PyTorch uses a “tape” system of automatic gradients - it collects information about what operations and in what order were performed on the tensors, and then reproduces them in the opposite direction to perform differentiation in the reverse order (reverse-mode differentiation). That's why it is so super-flexible and allows arbitrary computational graphs. If none of these tensors requires gradients (you have to set
requires_grad=True
, creating a tensor for this purpose), then no graph is saved! However, networks usually have parameters requiring gradients, so any calculations performed based on network output will be stored in a graph. So, if you want to save the data resulting from this step, you will need to manually disable the gradients or (a more common approach), save this information as a Python number (using
.item()
in the PyTorch scalar) or a
numpy
array. Read more about
autograd
in the
official documentation .
One way to shorten the computational graph is to use
.detach()
when the hidden state is passed when learning RNN with a truncated version of backpropagation-through-time. It is also convenient when differentiating losses, when one of the components is the output of another network, but this other network should not be optimized with respect to losses. As an example, I will teach the discriminatory part on the output material generating when working with the GAN, or the policy training in the actor-critic algorithm using the objective function as the base function (e.g. A2C). Another technique that prevents the calculation of gradients is effective in training GAN (training of the generating part on discriminant material) and typical in fine tuning is the cyclic enumeration of network parameters for which
param.requires_grad = False
.
It is important not only to record the results in the console / log file, but also to set breakpoints in the model parameters (and the optimizer state) just in case. You can also use
torch.save()
to save regular Python objects, or use another standard solution - the built-in
pickle
.
Testing
model.eval() test_loss, correct = 0, 0 with torch.no_grad(): for data, target in test_loader: data = data.to(device=device, non_blocking=True) target = target.to(device=device, non_blocking=True) output = model(data) test_loss += F.nll_loss(output, target, reduction='sum').item() pred = output.argmax(1, keepdim=True) correct += pred.eq(target.view_as(pred)).sum().item() test_loss /= len(test_data) acc = correct / len(test_data) print(acc, test_loss)
In response to
.train()
networks need to be explicitly put into evaluation mode using
.eval()
.
As mentioned above, when using a network, a computational graph is usually compiled. To prevent this, use the
no_grad
context
no_grad
with
with torch.no_grad()
.
Some more
This is an additional section, in which I made a few more useful digressions.
Here is the
official documentation explaining working with memory.

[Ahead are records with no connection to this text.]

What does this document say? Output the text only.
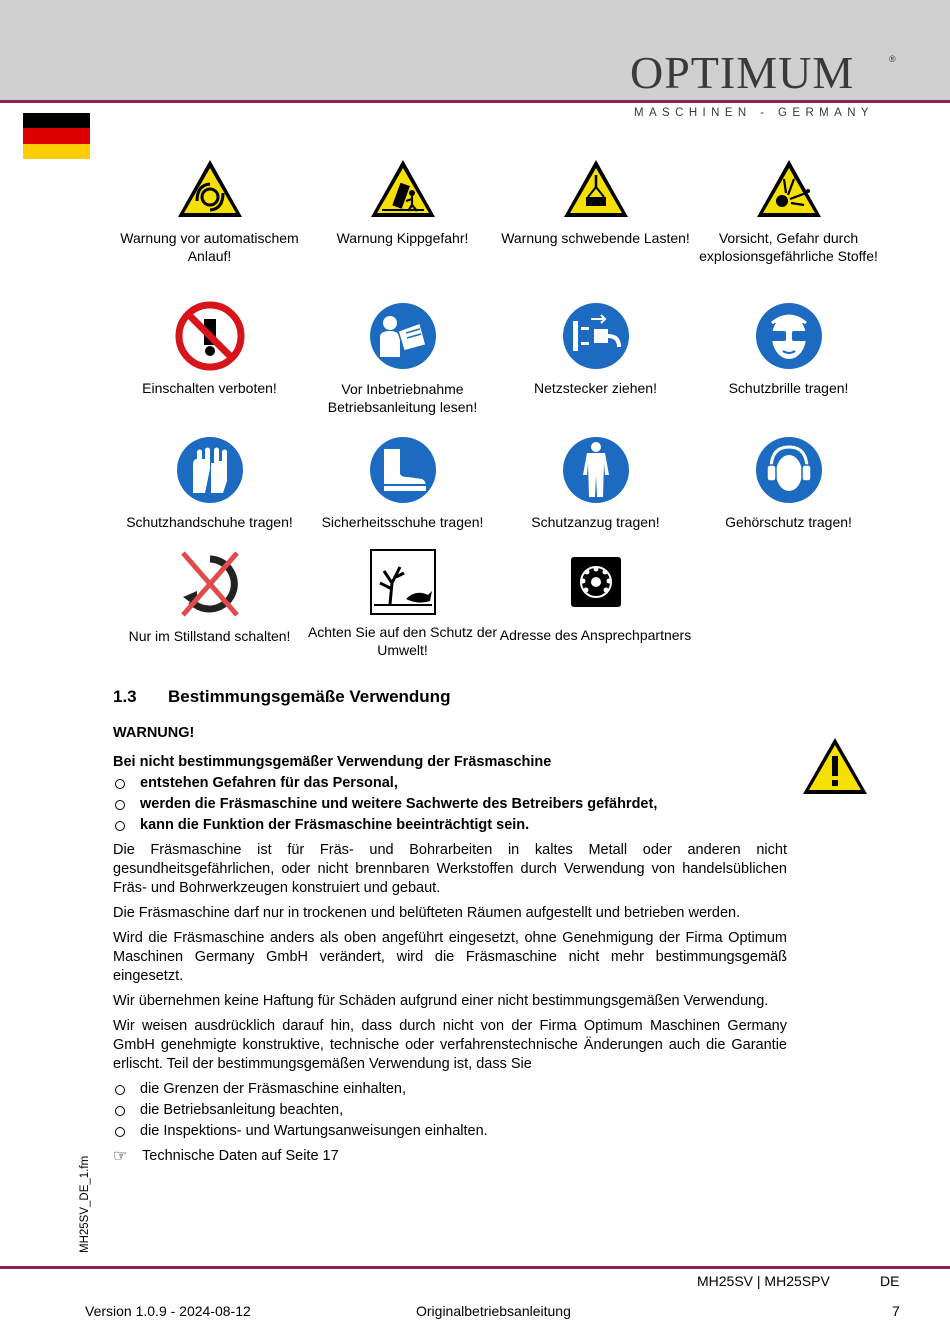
OPTIMUM	®
MASCHINEN - GERMANY
Warnung vor automatischem Anlauf!
Warnung Kippgefahr!	Warnung schwebende Lasten!	Vorsicht, Gefahr durch explosionsgefährliche Stoffe!
Einschalten verboten!	Vor Inbetriebnahme Betriebsanleitung lesen!
Netzstecker ziehen!	Schutzbrille tragen!
Schutzhandschuhe tragen!	Sicherheitsschuhe tragen!	Schutzanzug tragen!	Gehörschutz tragen!
Nur im Stillstand schalten!	Achten Sie auf den Schutz der Umwelt!
Adresse des Ansprechpartners
1.3 Bestimmungsgemäße Verwendung

WARNUNG!

Bei nicht bestimmungsgemäßer Verwendung der Fräsmaschine

entstehen Gefahren für das Personal,
werden die Fräsmaschine und weitere Sachwerte des Betreibers gefährdet,
kann die Funktion der Fräsmaschine beeinträchtigt sein.

Die Fräsmaschine ist für Fräs- und Bohrarbeiten in kaltes Metall oder anderen nicht gesundheitsgefährlichen, oder nicht brennbaren Werkstoffen durch Verwendung von handelsüblichen Fräs- und Bohrwerkzeugen konstruiert und gebaut.

Die Fräsmaschine darf nur in trockenen und belüfteten Räumen aufgestellt und betrieben werden.

Wird die Fräsmaschine anders als oben angeführt eingesetzt, ohne Genehmigung der Firma Optimum Maschinen Germany GmbH verändert, wird die Fräsmaschine nicht mehr bestimmungsgemäß eingesetzt.

Wir übernehmen keine Haftung für Schäden aufgrund einer nicht bestimmungsgemäßen Verwendung.

Wir weisen ausdrücklich darauf hin, dass durch nicht von der Firma Optimum Maschinen Germany GmbH genehmigte konstruktive, technische oder verfahrenstechnische Änderungen auch die Garantie erlischt. Teil der bestimmungsgemäßen Verwendung ist, dass Sie

die Grenzen der Fräsmaschine einhalten,
die Betriebsanleitung beachten,
die Inspektions- und Wartungsanweisungen einhalten.
☞	Technische Daten auf Seite 17
MH25SV_DE_1.fm
MH25SV | MH25SPV	DE
Version 1.0.9 - 2024-08-12	Originalbetriebsanleitung	7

CUDA errors? It’s hard to fix them, and usually they are connected with logical inconsistencies, according to which more sensible error messages are displayed on the CPU than on the GPU. Best of all, if you plan to work with the GPU, you can quickly switch between the CPU and GPU. A more general development tip is to organize the code so that it can be quickly checked before starting a full-fledged task. For example, prepare a small or synthetic dataset, run one era train + test, etc. If the matter is a CUDA error, or you cannot switch to the CPU at all, set CUDA_LAUNCH_BLOCKING = 1. This will make the CUDA kernel launches synchronous, and you will receive more accurate error messages.
A note on
torch.multiprocessing
or just running multiple PyTorch scripts at the same time. Because PyTorch uses multi-threaded BLAS libraries to speed up linear algebra computations on the CPU, usually several cores are involved. If you want to do several things at the same time, using multi-threaded processing or several scripts, it may be advisable to manually reduce their number by setting the environment variable
OMP_NUM_THREADS
to 1 or another low value. Thus, the probability of slipping the processor is reduced. The official documentation has other comments regarding multithreaded processing.